Tag Archives: Vietnamese American Community

The Key to a Refugee Community’s Success

by Julie Pham

(This article previously appeared on Người Việt Tây Bắc and has been reprinted under an agreement.)


“Một cây làm chẳng nên non. Ba cây chụm lại thành hòn núi cao.” This Vietnamese proverb means that a single tree doesn’t matter much. Three trees together look like a mountain. 

How does a refugee community like the Vietnamese achieve so much when we came with so little? My father, Kim Phạm, always stressed that the success of our community is rooted in a willingness to support and uplift one another so that we can achieve our dreams. We have been able to do so much more with what little we have because we have each other’s backs. 
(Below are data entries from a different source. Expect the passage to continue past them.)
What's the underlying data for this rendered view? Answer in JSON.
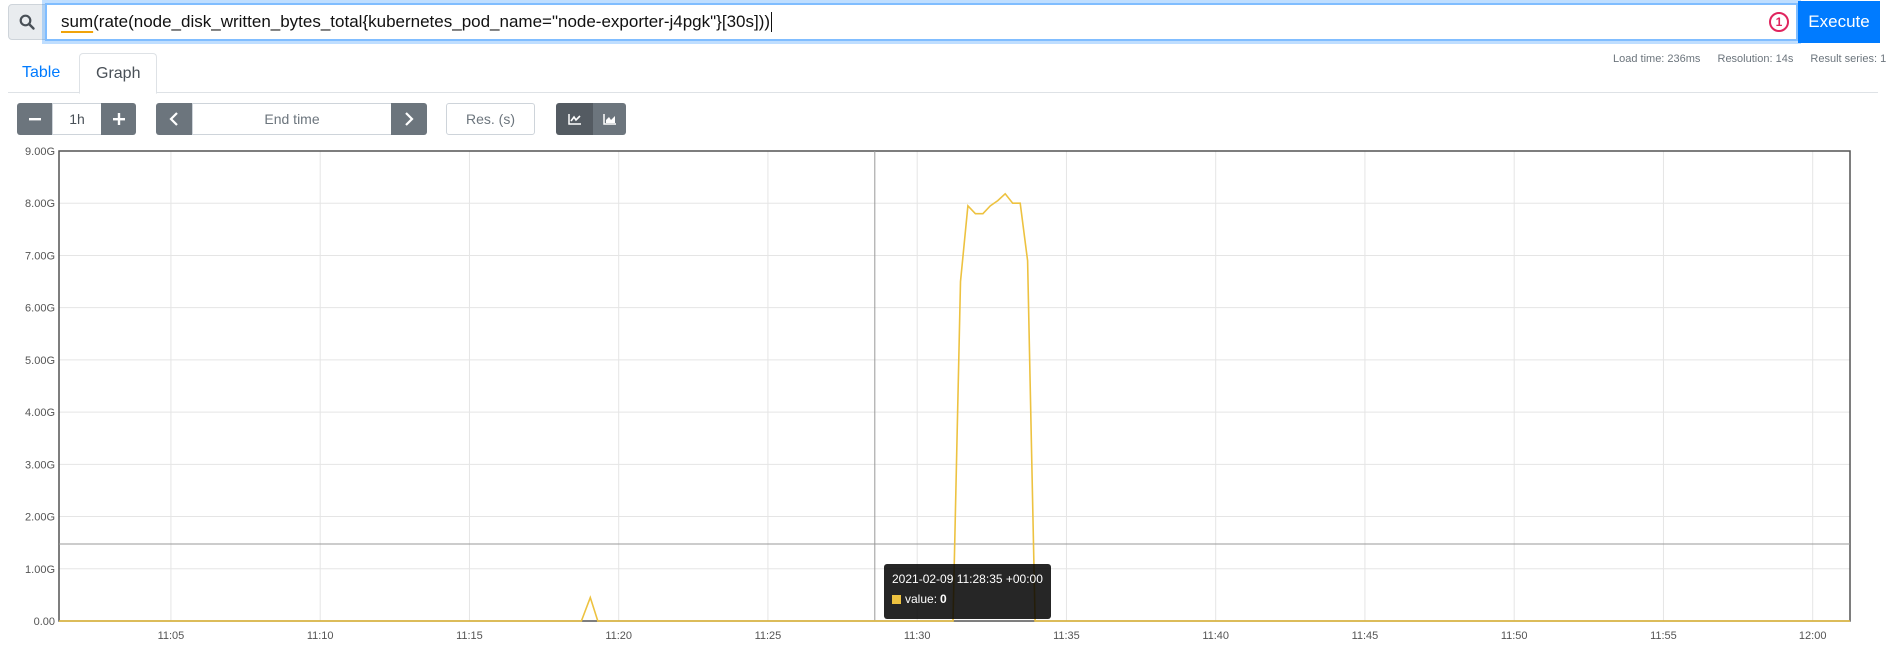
{
  "query": {
    "text_fn": "sum",
    "text_rest": "(rate(node_disk_written_bytes_total{kubernetes_pod_name=\"node-exporter-j4pgk\"}[30s]))",
    "error_count": "1",
    "execute_label": "Execute"
  },
  "tabs": [
    {
      "label": "Table"
    },
    {
      "label": "Graph"
    }
  ],
  "stats": {
    "load_time": "Load time: 236ms",
    "resolution": "Resolution: 14s",
    "result_series": "Result series: 1"
  },
  "controls": {
    "range": "1h",
    "end_time_placeholder": "End time",
    "res_placeholder": "Res. (s)"
  },
  "tooltip": {
    "time": "2021-02-09 11:28:35 +00:00",
    "label": "value:",
    "value": "0"
  },
  "chart_data": {
    "type": "line",
    "series_color": "#edc240",
    "ylim": [
      0,
      9
    ],
    "y_ticks": [
      "0.00",
      "1.00G",
      "2.00G",
      "3.00G",
      "4.00G",
      "5.00G",
      "6.00G",
      "7.00G",
      "8.00G",
      "9.00G"
    ],
    "x_ticks": [
      "11:05",
      "11:10",
      "11:15",
      "11:20",
      "11:25",
      "11:30",
      "11:35",
      "11:40",
      "11:45",
      "11:50",
      "11:55",
      "12:00"
    ],
    "x_tick_minutes": [
      5,
      10,
      15,
      20,
      25,
      30,
      35,
      40,
      45,
      50,
      55,
      60
    ],
    "xlim_minutes": [
      1.25,
      61.25
    ],
    "hover_minute": 28.58,
    "grid": true,
    "points": [
      [
        1.25,
        0
      ],
      [
        18.75,
        0
      ],
      [
        19.05,
        0.45
      ],
      [
        19.3,
        0
      ],
      [
        31.2,
        0
      ],
      [
        31.45,
        6.5
      ],
      [
        31.7,
        7.95
      ],
      [
        31.95,
        7.8
      ],
      [
        32.2,
        7.8
      ],
      [
        32.45,
        7.95
      ],
      [
        32.7,
        8.05
      ],
      [
        32.95,
        8.18
      ],
      [
        33.2,
        8.0
      ],
      [
        33.45,
        8.0
      ],
      [
        33.7,
        6.9
      ],
      [
        33.95,
        0
      ],
      [
        61.25,
        0
      ]
    ]
  }
}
Many of these dreams started in Vietnam. Like hundreds of thousands of other South Vietnamese who fought against the communists during the Vietnam War, my father was forced into a communist prison camp to be reeducated in the years after the Fall of Saigon in 1975. Inside the camp, he dreamed of starting a newspaper in the U.S. The dream was realized in Seattle, where my parents and I managed to find refuge after fleeing Vietnam as boat people. My parents named the newspaper Người Việt Tây Bắc (NVTB), which translates to “Vietnamese people of the Northwest.”